Most of us grew up knowing burials as the default form of how we say goodbye to the deceased. But there are other options like cremation, entombment and body donation to consider that, once decided, can shape the way you choose to commemorate.
The location where you choose to gather with friends and family does not have to be in “traditional” event spaces. While churches and funeral homes will always be common choices for funerals and memorials, you are not limited to only those venues.
Depending on whether the body will be present during the service, you can gather pretty much anywhere. That’s correct–the body does not have to be present for the service. Beaches, parks, museums, scenic locations or even a family member’s boat would serve as a suitable space to gather. If you do choose to have the service at our funeral home, family and friends also can gather after the service to comfort each other and share memories.
Families who do not wish to have a religious funeral service may decide not to attend a place of worship or invite clergy to speak. Instead, you may choose to organize friends and family to conduct a service or engage a Certified Celebrant, which many funeral homes offer. Celebrants are storytellers who work closely with families to customize memorialization in fresh and unique ways.
Consider personalizing elements of the service. Say the deceased was an antique car collector. Imagine all of their cars parked at the funeral home on the night of the visitation for all to appreciate. Readings, poems, prayers and music can be easily incorporated into any service. Maybe the deceased was a Jazz musician and their fellow band mates would be interested in playing live music during the time the family chooses to gather.
Personal memorabilia such as photo displays or a tribute video that presents the life and shared memories allows family and friends to feel as though they are part of the service. We can assist you in creating a tribute video from photos of memories that capture the deceased’s personality and their life’s best moments.
5. Memorial Gifts
Favors or gifts can be a nice gesture and keep your loved one in the hearts and minds of those who attended the memorial service. If the deceased was a wonderful chef you could hand out recipe cards of their homemade classics at the funeral.

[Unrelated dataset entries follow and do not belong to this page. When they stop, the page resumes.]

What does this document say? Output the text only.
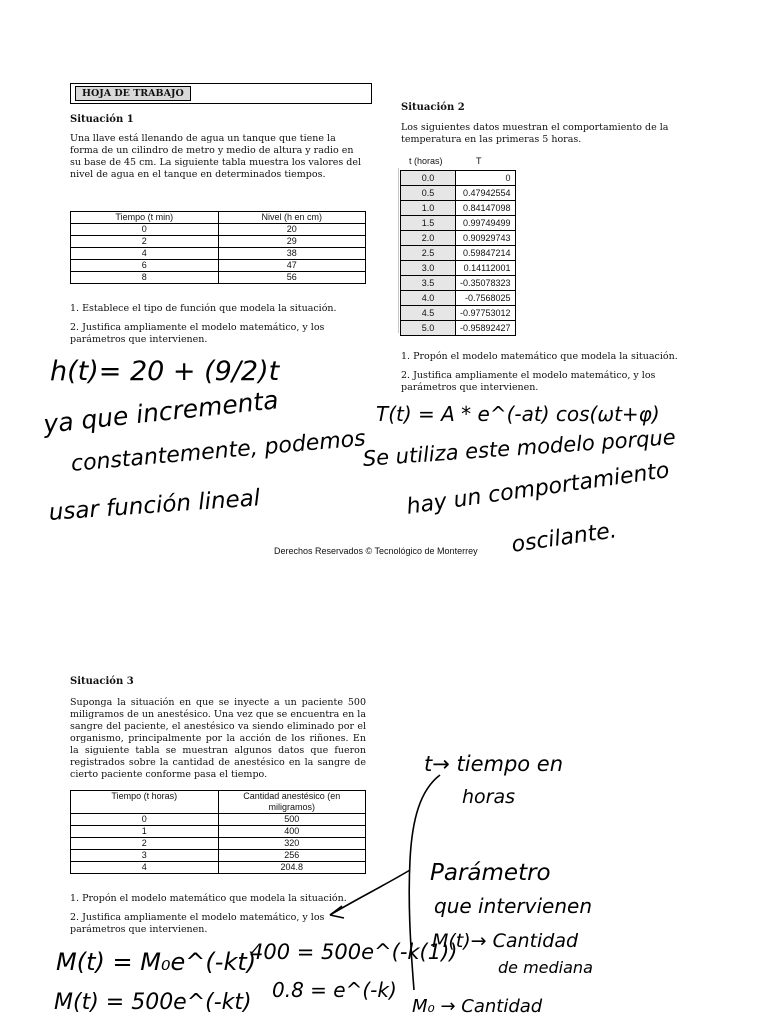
HOJA DE TRABAJO
Situación 1

Una llave está llenando de agua un tanque que tiene la forma de un cilindro de metro y medio de altura y radio en su base de 45 cm. La siguiente tabla muestra los valores del nivel de agua en el tanque en determinados tiempos.

Tiempo (t min)	Nivel (h en cm)
0	20
2	29
4	38
6	47
8	56

1. Establece el tipo de función que modela la situación.

2. Justifica ampliamente el modelo matemático, y los parámetros que intervienen.

Situación 2

Los siguientes datos muestran el comportamiento de la temperatura en las primeras 5 horas.

t (horas)	T
0.0	0
0.5	0.47942554
1.0	0.84147098
1.5	0.99749499
2.0	0.90929743
2.5	0.59847214
3.0	0.14112001
3.5	-0.35078323
4.0	-0.7568025
4.5	-0.97753012
5.0	-0.95892427

1. Propón el modelo matemático que modela la situación.

2. Justifica ampliamente el modelo matemático, y los parámetros que intervienen.

h(t)= 20 + (9/2)t
ya que incrementa
constantemente, podemos
usar función lineal
T(t) = A * e^(-at) cos(ωt+φ)
Se utiliza este modelo porque
hay un comportamiento
oscilante.
Derechos Reservados © Tecnológico de Monterrey
Situación 3

Suponga la situación en que se inyecte a un paciente 500 miligramos de un anestésico. Una vez que se encuentra en la sangre del paciente, el anestésico va siendo eliminado por el organismo, principalmente por la acción de los riñones. En la siguiente tabla se muestran algunos datos que fueron registrados sobre la cantidad de anestésico en la sangre de cierto paciente conforme pasa el tiempo.

Tiempo (t horas)	Cantidad anestésico (en miligramos)
0	500
1	400
2	320
3	256
4	204.8

1. Propón el modelo matemático que modela la situación.

2. Justifica ampliamente el modelo matemático, y los parámetros que intervienen.

t→ tiempo en
horas
Parámetro
que intervienen
M(t)→ Cantidad
de mediana
M₀ → Cantidad
M(t) = M₀e^(-kt)
M(t) = 500e^(-kt)
400 = 500e^(-k(1))
0.8 = e^(-k)
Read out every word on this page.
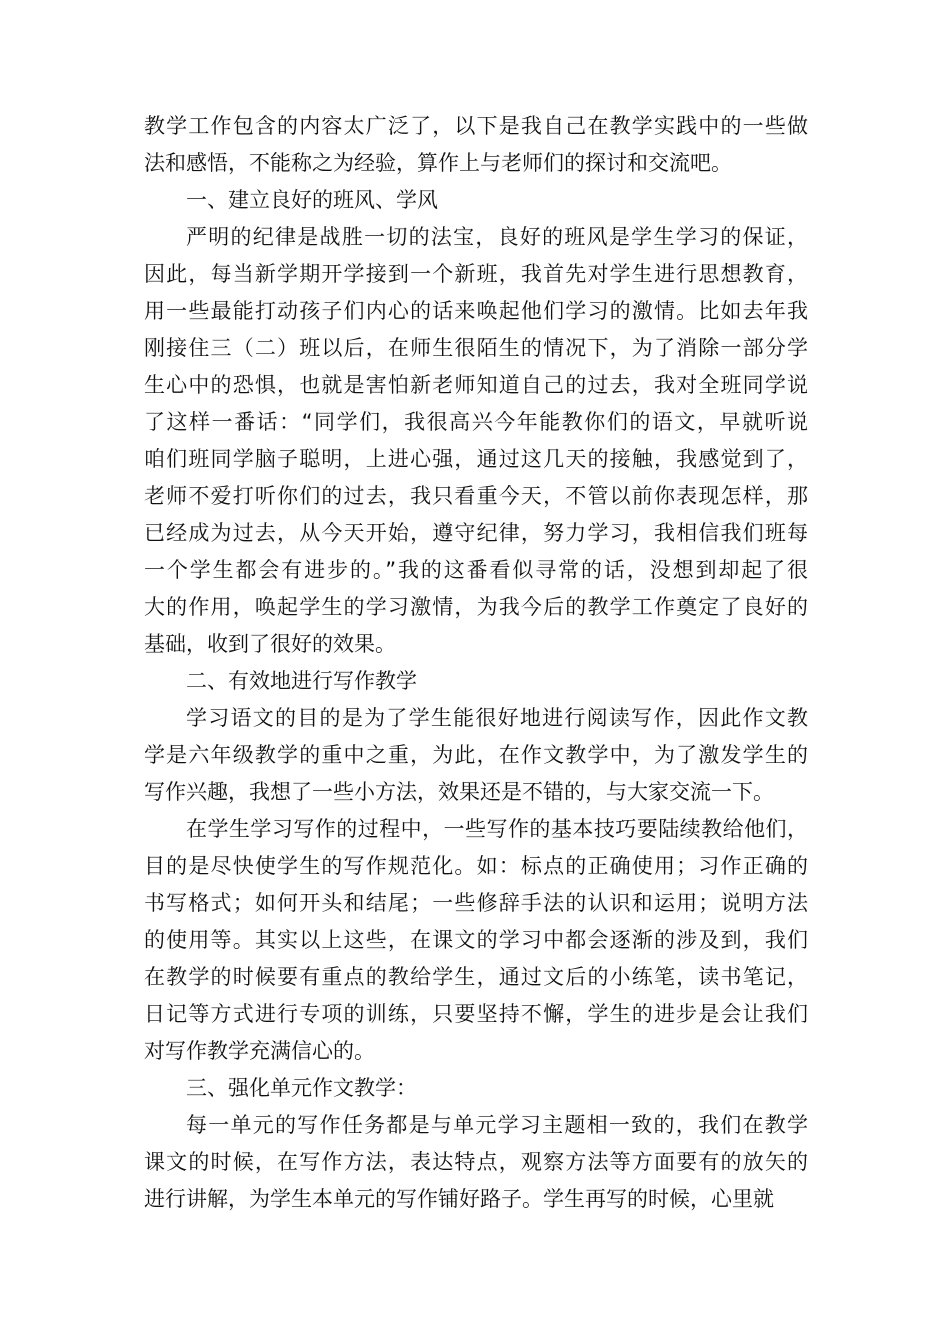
教学工作包含的内容太广泛了，以下是我自己在教学实践中的一些做
法和感悟，不能称之为经验，算作上与老师们的探讨和交流吧。
一、建立良好的班风、学风
严明的纪律是战胜一切的法宝，良好的班风是学生学习的保证，
因此，每当新学期开学接到一个新班，我首先对学生进行思想教育，
用一些最能打动孩子们内心的话来唤起他们学习的激情。比如去年我
刚接住三（二）班以后，在师生很陌生的情况下，为了消除一部分学
生心中的恐惧，也就是害怕新老师知道自己的过去，我对全班同学说
了这样一番话：“同学们，我很高兴今年能教你们的语文，早就听说
咱们班同学脑子聪明，上进心强，通过这几天的接触，我感觉到了，
老师不爱打听你们的过去，我只看重今天，不管以前你表现怎样，那
已经成为过去，从今天开始，遵守纪律，努力学习，我相信我们班每
一个学生都会有进步的。”我的这番看似寻常的话，没想到却起了很
大的作用，唤起学生的学习激情，为我今后的教学工作奠定了良好的
基础，收到了很好的效果。
二、有效地进行写作教学
学习语文的目的是为了学生能很好地进行阅读写作，因此作文教
学是六年级教学的重中之重，为此，在作文教学中，为了激发学生的
写作兴趣，我想了一些小方法，效果还是不错的，与大家交流一下。
在学生学习写作的过程中，一些写作的基本技巧要陆续教给他们，
目的是尽快使学生的写作规范化。如：标点的正确使用；习作正确的
书写格式；如何开头和结尾；一些修辞手法的认识和运用；说明方法
的使用等。其实以上这些，在课文的学习中都会逐渐的涉及到，我们
在教学的时候要有重点的教给学生，通过文后的小练笔，读书笔记，
日记等方式进行专项的训练，只要坚持不懈，学生的进步是会让我们
对写作教学充满信心的。
三、强化单元作文教学：
每一单元的写作任务都是与单元学习主题相一致的，我们在教学
课文的时候，在写作方法，表达特点，观察方法等方面要有的放矢的
进行讲解，为学生本单元的写作铺好路子。学生再写的时候，心里就
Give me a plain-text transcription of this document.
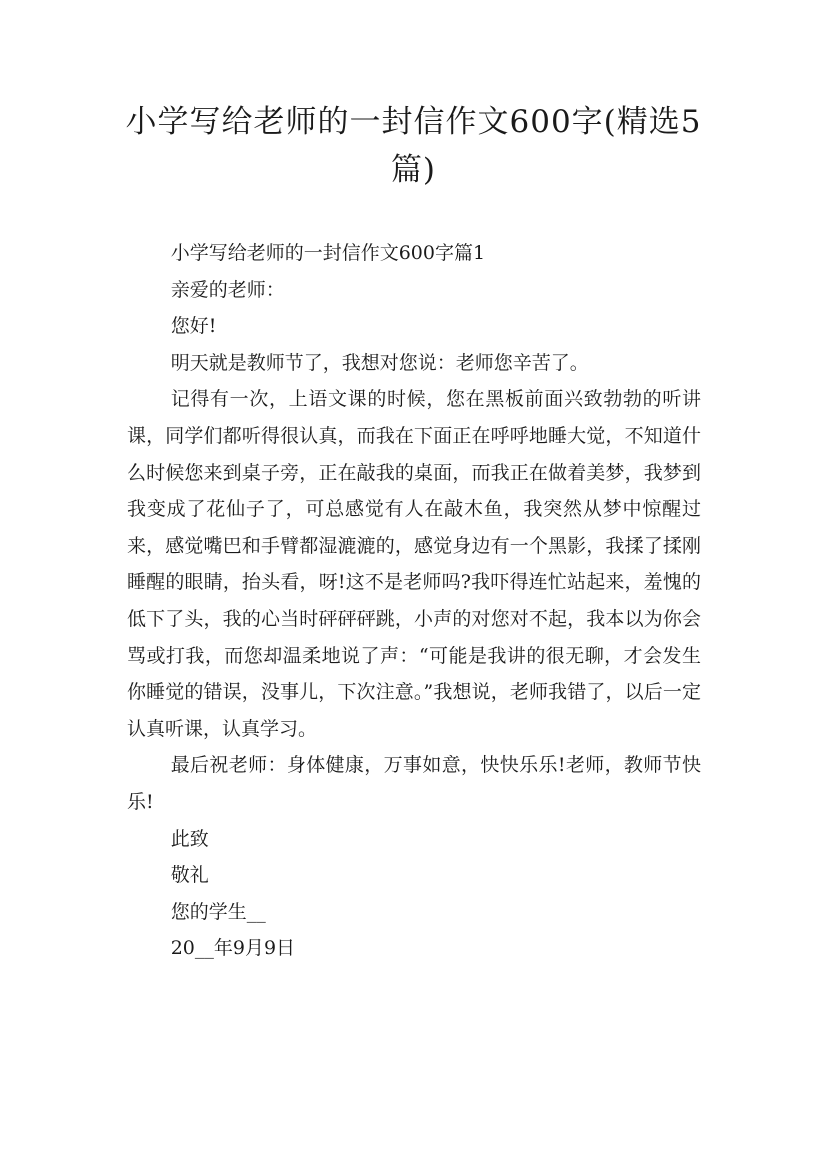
小学写给老师的一封信作文600字(精选5篇)

小学写给老师的一封信作文600字篇1

亲爱的老师：

您好!

明天就是教师节了，我想对您说：老师您辛苦了。

记得有一次，上语文课的时候，您在黑板前面兴致勃勃的听讲课，同学们都听得很认真，而我在下面正在呼呼地睡大觉，不知道什么时候您来到桌子旁，正在敲我的桌面，而我正在做着美梦，我梦到我变成了花仙子了，可总感觉有人在敲木鱼，我突然从梦中惊醒过来，感觉嘴巴和手臂都湿漉漉的，感觉身边有一个黑影，我揉了揉刚睡醒的眼睛，抬头看，呀!这不是老师吗?我吓得连忙站起来，羞愧的低下了头，我的心当时砰砰砰跳，小声的对您对不起，我本以为你会骂或打我，而您却温柔地说了声：“可能是我讲的很无聊，才会发生你睡觉的错误，没事儿，下次注意。”我想说，老师我错了，以后一定认真听课，认真学习。

最后祝老师：身体健康，万事如意，快快乐乐!老师，教师节快乐!

此致

敬礼

您的学生__

20__年9月9日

Floral displays are a great way to transform any room into a warm inviting space. The flowers themselves can even tell a story. Creative, personalized floral displays can showcase a hobby of the deceased, such as a love for sports. Personal items like a baseball and glove can be incorporated into the floral arrangement or you can simply ask the florist to create a wreath with flowers and personal mementos.
Have you ever noticed that some people request memorial contributions "in lieu of flowers" after someone dies? The premise is that flowers are not permanent and a contribution to a charity or favorite cause can provide help to those in need. Asking for donations can be a humble way to have those who want to show support for your family contribute.
Planning a funeral or memorial service is a deeply personal process. It is likely that your decisions will be shaped by your own life experiences and your relationship to the deceased. The options may seem overwhelming but you won’t go wrong if you focus on what made your loved one special.